Cleide Cavalcante e Edmundo Leite
Agência Estado
O Brasil também tem o seu deserto. Lençóis Maranhenses, conhecido como o ‘‘Saara brasileiro’’ é um lugar surpreendente e realmente singular. Vale muito a pena percorrer a longa e esburacada estrada – são cerca de oito horas de ônibus – até o município de Barreirinhas, porta de entrada para uma imensidão de dunas de areias profundamente brancas e soltas.
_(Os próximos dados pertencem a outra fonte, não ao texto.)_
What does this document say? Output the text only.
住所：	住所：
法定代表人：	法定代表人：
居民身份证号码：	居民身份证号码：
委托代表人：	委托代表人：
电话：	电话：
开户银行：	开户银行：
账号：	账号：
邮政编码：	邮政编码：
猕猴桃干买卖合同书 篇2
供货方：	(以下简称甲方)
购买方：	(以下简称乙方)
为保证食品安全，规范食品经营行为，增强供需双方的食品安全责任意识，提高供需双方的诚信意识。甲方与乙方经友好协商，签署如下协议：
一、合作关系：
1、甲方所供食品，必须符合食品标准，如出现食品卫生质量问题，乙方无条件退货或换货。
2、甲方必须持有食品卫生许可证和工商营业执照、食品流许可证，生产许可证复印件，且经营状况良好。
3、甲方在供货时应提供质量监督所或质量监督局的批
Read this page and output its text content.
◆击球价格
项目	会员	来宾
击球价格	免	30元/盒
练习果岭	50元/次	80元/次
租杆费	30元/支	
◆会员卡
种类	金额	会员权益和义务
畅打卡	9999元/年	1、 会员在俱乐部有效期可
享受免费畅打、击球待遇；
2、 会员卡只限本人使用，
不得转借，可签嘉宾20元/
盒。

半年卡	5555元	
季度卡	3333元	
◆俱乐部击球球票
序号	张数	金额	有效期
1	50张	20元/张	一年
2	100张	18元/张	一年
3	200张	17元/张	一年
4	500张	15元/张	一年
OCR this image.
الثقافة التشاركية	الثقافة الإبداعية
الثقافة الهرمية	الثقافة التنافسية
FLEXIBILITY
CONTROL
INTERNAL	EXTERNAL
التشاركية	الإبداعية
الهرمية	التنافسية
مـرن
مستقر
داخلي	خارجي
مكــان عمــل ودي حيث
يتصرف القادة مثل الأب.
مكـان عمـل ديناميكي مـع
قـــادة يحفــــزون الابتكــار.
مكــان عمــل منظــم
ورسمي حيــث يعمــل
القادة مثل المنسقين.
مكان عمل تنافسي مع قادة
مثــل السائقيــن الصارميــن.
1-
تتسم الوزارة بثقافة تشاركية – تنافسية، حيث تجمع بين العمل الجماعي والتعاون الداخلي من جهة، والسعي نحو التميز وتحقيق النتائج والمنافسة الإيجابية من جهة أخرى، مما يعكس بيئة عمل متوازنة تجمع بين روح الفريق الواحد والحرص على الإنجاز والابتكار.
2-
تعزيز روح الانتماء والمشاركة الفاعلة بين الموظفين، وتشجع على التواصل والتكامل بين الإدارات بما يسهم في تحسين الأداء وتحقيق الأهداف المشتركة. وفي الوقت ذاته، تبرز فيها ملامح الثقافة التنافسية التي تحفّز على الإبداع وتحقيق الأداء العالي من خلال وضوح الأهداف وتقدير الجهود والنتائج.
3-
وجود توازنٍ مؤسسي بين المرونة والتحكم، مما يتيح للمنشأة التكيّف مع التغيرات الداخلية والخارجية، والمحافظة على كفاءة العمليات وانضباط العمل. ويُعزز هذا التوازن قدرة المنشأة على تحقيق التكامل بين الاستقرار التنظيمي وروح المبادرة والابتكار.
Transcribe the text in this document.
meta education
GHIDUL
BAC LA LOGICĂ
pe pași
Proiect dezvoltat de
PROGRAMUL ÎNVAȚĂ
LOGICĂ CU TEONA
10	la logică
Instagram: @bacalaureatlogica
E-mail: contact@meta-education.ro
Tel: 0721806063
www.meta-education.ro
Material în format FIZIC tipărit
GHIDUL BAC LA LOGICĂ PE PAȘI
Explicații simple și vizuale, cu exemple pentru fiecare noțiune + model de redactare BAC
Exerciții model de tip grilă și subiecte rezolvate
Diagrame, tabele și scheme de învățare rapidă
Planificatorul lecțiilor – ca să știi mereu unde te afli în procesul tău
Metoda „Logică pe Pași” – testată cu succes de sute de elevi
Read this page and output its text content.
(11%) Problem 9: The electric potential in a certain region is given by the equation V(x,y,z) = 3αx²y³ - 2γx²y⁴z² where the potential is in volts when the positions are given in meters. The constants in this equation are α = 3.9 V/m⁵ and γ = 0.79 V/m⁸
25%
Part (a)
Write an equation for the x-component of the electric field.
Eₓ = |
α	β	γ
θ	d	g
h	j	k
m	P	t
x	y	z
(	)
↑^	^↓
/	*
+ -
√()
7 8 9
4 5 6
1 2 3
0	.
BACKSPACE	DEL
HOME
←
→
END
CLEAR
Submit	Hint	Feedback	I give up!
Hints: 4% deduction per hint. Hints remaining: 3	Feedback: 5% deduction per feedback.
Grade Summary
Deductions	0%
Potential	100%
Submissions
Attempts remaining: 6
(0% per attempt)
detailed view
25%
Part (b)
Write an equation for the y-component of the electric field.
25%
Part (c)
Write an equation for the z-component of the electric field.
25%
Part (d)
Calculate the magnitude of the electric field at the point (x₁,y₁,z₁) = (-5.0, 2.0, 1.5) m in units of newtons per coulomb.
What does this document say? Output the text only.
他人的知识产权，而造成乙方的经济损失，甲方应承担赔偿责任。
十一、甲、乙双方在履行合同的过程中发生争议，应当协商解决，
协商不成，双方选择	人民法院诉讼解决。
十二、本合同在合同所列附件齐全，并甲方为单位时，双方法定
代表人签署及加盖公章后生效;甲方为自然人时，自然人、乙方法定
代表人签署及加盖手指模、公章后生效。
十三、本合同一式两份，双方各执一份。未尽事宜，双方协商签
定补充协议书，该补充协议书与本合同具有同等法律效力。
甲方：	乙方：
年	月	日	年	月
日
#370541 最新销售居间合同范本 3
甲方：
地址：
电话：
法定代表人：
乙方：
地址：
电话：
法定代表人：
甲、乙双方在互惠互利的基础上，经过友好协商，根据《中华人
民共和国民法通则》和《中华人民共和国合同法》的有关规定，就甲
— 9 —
Outra opção, mais cara, porém mais bem mais rápida, é ir de avião fretado até a cidade.
São nada menos do que 155 mil hectares de areias, ou o tamanho da cidade de São Paulo. A comparação com o deserto africano merece algumas ressalvas, como se pode perceber, a começar pelo tamanho, infinitamente menor. Mas isso realmente não tem a menor importância. No nosso deserto, o sol não é tão causticante, e a maior vantagem: temos oásis de verdade. Ao contrário das famosas miragens, o que vemos surgir diante de nossos olhos no meio das enormes dunas – algumas chegam a medir 40 metros de altura – são belas piscinas naturais com águas doces e transparentes, entre o azul claro e o verde. São incontáveis lagoas salpicadas em toda a extensão da área do Parque Nacional dos Lençóis Maranhenses. Algumas chegam ter peixes.
Barreirinhas, com 30 mil moradores, fica a 339 quilômetros de São Luís (cerca de 150 deles em estrada de terra) a maioria dos moradores vive da pesca, do pequeno comércio, da lavoura, da fabricação de tijolos e da confecção de artesanato.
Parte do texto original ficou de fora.